You might picture the EVM as something like a virtual processor running Solidity. That's wrong twice. First, the EVM never sees Solidity — it executes bytecode, a sequence of single-byte instructions compiled from Solidity (or Vyper, or Huff, or hand-written assembly). Second, the EVM's architecture is a stack machine, meaning it doesn't use named registers like an x86 CPU. Every operation pulls inputs from and pushes outputs onto a last-in-first-out stack.

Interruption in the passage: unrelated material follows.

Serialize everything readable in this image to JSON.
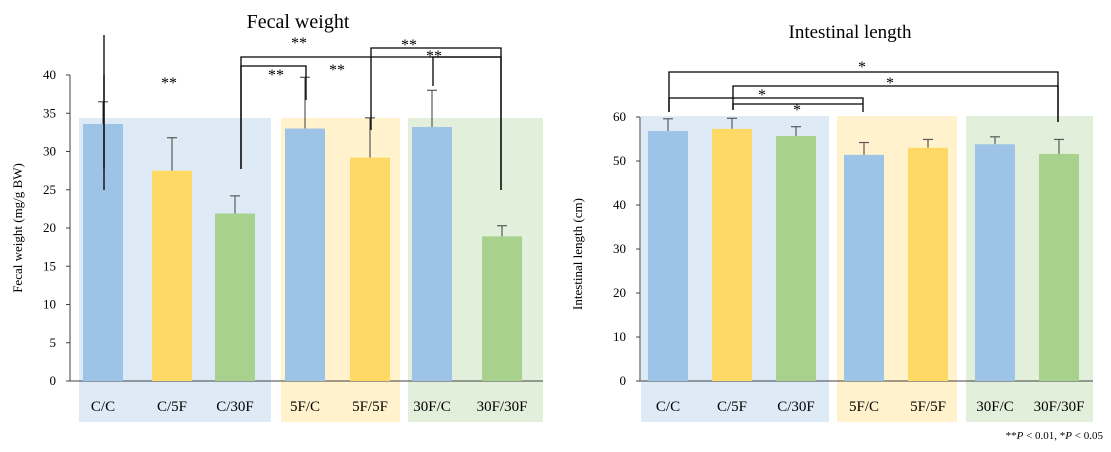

The stack holds 256-bit (32-byte) words, and it has a hard maximum depth of 1,024 items. Most operations consume one or two items from the top and push one result back. There are no floating-point numbers, no native string type. Everything is a 256-bit integer, and the bytecode is responsible for interpreting those integers as addresses, booleans, or whatever the contract logic needs.
This architecture is why Solidity has a "stack too deep" compilation error — the EVM can only directly access the top 16 stack slots via its DUP and SWAP opcodes. If a function has too many local variables, the compiler literally cannot reach them.
⚠ Common mistake: Assuming the EVM has memory like a normal computer. The EVM actually has three distinct data locations: the stack (fast, tiny, for computation), memory (byte-addressable, ephemeral, wiped after each call), and storage (persistent key-value store on-chain, expensive). Confusing these is the single most common source of gas misunderstanding.